SPOILER ALERT: When the heroes find out it is one of their own -- Ozymandias -- who is responsible for the murder, and that he is unleashing a giant squid in Manhattan (in the movie version, he plans on detonating multiple nuclear bombs in major cities) to unite the world in peace, Nite Owl, Dr. Manhattan, and Silk Spectre all agree to stay silent of Ozymandias' guilt and plan so that the world would unite with -- and support -- the U.S. (which was previously in danger of war with Russia). The only hero not willing to compromise is Rorschach (think of a mix between Batman and The Punisher), who is less utilitarian and believes that the sacrificing of one life for the safety of millions is not justified; every life counts. Rorschach plans on exposing Ozymandias' scheme and thus putting the new world peace in peril. When confronted with his imminent death at the hands of Dr. Manhattan, Rorschach rhetorically asks, "What's one more body amongst foundations?"

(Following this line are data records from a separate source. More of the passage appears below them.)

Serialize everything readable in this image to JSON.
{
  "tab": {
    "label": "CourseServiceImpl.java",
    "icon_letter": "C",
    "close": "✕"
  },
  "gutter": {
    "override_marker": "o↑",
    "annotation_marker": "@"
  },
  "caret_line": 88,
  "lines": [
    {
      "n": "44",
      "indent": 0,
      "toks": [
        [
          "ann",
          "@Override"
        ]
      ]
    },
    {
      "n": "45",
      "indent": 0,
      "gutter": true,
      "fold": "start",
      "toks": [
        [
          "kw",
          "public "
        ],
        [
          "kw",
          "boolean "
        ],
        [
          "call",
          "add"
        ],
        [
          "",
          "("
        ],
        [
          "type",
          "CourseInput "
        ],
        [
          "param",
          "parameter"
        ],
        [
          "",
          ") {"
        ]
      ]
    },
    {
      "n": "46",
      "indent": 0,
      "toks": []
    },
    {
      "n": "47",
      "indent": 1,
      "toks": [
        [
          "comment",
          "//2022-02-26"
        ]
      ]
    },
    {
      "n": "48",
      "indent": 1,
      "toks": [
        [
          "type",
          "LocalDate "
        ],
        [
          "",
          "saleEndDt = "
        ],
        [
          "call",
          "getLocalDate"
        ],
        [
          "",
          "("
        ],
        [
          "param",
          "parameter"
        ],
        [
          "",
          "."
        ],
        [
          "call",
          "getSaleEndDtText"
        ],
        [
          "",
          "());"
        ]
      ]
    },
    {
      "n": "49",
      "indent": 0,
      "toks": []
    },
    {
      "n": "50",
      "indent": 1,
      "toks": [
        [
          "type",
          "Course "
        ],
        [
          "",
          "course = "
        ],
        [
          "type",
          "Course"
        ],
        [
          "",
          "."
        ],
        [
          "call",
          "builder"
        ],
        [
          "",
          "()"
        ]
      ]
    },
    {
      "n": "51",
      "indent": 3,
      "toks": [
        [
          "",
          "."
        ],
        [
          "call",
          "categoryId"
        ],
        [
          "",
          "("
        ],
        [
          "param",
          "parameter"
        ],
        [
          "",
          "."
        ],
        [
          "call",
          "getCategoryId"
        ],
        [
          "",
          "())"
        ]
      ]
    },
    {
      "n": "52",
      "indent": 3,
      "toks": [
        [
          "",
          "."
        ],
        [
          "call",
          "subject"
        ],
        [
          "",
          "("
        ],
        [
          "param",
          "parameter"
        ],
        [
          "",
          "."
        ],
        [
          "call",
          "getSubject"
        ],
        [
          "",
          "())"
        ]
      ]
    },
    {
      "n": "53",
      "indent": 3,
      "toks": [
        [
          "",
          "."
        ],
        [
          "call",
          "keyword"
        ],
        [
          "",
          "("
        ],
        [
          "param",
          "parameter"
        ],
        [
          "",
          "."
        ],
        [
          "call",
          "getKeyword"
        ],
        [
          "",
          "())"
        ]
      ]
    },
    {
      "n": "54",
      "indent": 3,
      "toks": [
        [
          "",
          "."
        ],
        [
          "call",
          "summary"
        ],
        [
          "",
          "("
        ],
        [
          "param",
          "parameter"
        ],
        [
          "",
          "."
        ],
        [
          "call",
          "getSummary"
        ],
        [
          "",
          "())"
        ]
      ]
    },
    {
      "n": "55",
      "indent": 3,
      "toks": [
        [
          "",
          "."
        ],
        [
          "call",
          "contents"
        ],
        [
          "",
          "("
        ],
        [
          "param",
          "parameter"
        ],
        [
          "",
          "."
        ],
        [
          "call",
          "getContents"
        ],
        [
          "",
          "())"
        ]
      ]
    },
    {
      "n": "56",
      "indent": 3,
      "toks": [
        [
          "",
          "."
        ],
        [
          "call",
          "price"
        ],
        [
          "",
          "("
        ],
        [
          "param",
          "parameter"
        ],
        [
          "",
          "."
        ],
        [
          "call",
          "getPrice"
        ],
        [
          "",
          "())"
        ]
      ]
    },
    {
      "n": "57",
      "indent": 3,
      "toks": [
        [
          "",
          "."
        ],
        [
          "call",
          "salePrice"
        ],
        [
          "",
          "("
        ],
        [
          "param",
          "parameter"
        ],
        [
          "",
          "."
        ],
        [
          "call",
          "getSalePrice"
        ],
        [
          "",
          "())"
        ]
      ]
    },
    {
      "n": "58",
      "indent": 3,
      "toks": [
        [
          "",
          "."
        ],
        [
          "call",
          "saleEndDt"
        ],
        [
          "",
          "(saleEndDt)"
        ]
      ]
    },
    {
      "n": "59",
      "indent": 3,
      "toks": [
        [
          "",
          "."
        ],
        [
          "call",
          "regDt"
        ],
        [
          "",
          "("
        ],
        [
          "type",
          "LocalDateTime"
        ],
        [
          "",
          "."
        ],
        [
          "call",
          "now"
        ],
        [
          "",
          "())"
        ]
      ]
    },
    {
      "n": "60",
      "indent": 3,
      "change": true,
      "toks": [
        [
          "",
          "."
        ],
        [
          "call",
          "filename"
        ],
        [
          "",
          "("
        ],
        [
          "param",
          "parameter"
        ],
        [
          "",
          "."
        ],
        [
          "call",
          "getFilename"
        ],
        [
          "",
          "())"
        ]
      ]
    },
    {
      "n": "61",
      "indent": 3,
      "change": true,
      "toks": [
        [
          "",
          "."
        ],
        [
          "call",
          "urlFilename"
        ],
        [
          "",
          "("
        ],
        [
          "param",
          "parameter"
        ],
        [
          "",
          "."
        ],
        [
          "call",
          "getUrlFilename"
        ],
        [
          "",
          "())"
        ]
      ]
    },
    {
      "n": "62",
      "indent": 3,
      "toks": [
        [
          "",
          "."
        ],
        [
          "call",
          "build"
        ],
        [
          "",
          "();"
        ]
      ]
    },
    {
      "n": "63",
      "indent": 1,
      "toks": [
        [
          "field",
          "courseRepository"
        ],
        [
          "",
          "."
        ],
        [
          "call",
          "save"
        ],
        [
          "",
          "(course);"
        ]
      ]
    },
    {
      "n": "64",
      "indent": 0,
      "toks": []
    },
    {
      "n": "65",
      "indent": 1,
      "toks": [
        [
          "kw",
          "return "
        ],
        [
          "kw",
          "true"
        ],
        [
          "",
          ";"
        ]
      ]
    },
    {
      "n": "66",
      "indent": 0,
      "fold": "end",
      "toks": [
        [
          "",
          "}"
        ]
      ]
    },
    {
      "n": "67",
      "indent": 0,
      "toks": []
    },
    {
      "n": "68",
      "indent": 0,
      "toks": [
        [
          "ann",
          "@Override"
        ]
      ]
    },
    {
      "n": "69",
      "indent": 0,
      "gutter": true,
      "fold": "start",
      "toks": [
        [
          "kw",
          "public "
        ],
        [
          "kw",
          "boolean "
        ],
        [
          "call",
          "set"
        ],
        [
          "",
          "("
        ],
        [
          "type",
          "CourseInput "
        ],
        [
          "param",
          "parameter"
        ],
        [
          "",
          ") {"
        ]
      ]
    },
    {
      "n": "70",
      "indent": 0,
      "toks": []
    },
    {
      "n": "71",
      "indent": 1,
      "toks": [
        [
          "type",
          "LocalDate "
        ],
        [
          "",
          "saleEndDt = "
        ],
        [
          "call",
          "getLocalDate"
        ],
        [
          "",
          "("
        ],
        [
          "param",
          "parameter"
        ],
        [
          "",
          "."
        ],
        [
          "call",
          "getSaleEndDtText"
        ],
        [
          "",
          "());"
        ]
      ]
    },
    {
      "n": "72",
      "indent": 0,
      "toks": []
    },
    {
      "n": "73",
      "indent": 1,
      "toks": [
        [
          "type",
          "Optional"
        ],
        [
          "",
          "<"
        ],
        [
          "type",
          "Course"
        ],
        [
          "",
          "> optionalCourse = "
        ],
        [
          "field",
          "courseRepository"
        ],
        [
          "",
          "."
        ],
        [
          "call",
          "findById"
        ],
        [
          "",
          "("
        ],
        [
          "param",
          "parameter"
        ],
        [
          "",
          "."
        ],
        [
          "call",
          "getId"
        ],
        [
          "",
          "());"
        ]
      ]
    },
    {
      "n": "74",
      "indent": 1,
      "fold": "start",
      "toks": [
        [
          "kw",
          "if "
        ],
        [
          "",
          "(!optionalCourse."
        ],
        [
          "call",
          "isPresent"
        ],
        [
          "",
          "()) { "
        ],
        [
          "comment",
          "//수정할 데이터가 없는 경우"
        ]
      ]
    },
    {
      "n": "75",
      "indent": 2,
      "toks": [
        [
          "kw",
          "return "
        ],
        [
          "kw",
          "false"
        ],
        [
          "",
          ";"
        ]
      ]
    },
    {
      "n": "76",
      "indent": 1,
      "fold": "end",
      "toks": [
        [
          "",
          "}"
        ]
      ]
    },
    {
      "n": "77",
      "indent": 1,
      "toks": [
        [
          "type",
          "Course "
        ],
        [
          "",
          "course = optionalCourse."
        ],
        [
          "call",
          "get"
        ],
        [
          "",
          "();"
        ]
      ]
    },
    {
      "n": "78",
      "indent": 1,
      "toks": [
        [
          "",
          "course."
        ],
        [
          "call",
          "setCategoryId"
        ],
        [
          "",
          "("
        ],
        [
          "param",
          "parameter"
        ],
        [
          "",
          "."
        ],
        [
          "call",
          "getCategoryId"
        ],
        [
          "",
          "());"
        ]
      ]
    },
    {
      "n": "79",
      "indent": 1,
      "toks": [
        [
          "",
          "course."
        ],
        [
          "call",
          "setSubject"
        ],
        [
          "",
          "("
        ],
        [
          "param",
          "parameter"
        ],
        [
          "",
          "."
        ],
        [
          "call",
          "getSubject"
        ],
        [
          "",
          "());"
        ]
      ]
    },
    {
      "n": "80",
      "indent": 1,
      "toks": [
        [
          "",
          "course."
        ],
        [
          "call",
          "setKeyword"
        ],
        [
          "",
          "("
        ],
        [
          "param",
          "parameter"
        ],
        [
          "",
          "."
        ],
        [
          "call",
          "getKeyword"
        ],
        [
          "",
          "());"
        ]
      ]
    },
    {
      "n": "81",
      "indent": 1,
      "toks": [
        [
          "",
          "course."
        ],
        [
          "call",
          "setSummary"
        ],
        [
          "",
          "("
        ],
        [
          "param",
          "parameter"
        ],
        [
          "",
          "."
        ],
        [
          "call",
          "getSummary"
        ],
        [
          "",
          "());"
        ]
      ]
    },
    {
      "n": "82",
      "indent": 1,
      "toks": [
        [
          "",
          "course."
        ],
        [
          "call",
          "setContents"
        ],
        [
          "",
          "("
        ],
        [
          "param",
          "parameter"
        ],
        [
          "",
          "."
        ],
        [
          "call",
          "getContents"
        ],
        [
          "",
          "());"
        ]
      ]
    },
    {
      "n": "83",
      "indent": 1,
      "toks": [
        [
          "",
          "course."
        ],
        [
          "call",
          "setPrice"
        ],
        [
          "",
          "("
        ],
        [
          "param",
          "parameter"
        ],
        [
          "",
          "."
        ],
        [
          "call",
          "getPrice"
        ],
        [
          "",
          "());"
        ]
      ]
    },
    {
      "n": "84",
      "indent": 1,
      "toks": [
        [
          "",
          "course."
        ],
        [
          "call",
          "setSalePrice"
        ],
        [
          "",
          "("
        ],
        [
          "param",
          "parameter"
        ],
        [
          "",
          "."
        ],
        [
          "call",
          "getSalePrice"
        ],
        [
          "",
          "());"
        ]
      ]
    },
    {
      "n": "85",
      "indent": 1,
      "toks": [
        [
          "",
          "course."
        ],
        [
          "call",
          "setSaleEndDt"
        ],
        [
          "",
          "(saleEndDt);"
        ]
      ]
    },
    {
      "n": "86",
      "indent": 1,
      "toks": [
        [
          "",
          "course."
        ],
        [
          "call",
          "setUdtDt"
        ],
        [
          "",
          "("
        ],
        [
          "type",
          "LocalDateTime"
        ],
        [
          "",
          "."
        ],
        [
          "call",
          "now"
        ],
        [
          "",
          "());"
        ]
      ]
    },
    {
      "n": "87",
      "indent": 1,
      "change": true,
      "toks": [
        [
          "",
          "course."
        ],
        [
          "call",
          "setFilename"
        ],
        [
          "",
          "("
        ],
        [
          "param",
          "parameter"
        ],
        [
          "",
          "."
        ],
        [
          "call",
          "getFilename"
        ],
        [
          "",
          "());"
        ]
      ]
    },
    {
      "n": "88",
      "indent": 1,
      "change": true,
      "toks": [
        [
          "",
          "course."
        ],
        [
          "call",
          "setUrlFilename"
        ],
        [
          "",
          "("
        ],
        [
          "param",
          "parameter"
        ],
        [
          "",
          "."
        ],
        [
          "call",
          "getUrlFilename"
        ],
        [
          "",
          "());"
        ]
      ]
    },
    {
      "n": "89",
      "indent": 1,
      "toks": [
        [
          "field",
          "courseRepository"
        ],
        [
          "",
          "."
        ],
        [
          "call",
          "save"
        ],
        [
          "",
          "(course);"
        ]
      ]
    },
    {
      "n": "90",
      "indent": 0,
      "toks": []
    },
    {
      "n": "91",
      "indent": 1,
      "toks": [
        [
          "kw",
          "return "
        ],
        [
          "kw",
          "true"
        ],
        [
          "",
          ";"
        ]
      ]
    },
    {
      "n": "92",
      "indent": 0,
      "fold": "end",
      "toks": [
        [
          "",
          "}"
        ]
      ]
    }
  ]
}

Comics provide just as much philosophy, imagination, metaphor, relatability, and entertainment as regular literary novels. But what's more is that comics not only have great stories and great writing -- they also have some of the best artwork seen. From older comics ...

This one is a personal favorite -- and a great issue ("Who is Scorpio?") -- from 1968: Nick Fury, Agent of S.H.I.E.L.D., drawn and written by Jim Steranko, who drew some revolutionary images and layouts for the comic industry in the late '60s.

... to the inbetween ones ...

Frank Miller's 1986 cover to his introduction to the darker Batman in The Dark Knight Returns.

... to the newer ones.

Alex Ross (who paints the most realistic versions of comic book characters) submitted this masterpiece for Uncanny X-Men #500 in September 2008.

The beauty of comics today is that no matter what you as a reader are into, there's a comic for it. Do you like superheroes? Of course they're there. Like super-heroines? They're there.

My youngest daughter is named after Supergirl's (and the contemporary Starbuck's from Battlestar Galactica) birth name: Kara.

Do you like comics that are not about superpowers? They're there! 

Do you want comics based on classic novels? They're there!

Do you want comics either based on -- or adapted into -- your favorite TV shows? They're there!

There's every kind you could think of. Even though they may not be mainstream, it's out there and just needs a bit of searching to find.

And if there's ever any reason whatsoever that our world needs superheroes, it's because they provide a contemporary mythology for our times and our country, as well as providing imagination, hope, and inspiring people of all ages with courage and compassion.

Thanks to the Make-A-Wish Foundation, San Francisco transformed into Gotham City for a day to make 5-year-old Miles Scott's dream come true. Scott, who has leukemia, donned the Batman costume -- calling himself Batkid -- and set off throughout the city to save lives and fight bad guys.

The late Karl Nawskon often wore his Superman shirt when going through chemotherapy treatments.

These window washers dress up as superheroes when going out to wash the windows of patients at a children's hospital.

"You will give the people of Earth an ideal to strive towards. They will race behind you; they will stumble, they will fall. But, in time, they will join you in the sun. In time, you will help them accomplish wonders."

In the end, comics have grown to paramount heights since their introduction in the late 1930s. They're not just "funny pages" or "kids stuff" anymore. Comics are an artistic -- in every sense of the word -- way to convey a society's national conscience while also holding up moral questions that should be asked in any day and age. They make us feel, learn and have a better understanding for those who are different from us. And in a world where one-sided thinking seems to rule -- or, at least, dominate -- our social and mass media, leaving millions to be bombarded with such narrow views, that's a welcome sight for anyone hoping to live in a better, more understanding, symbiotic world.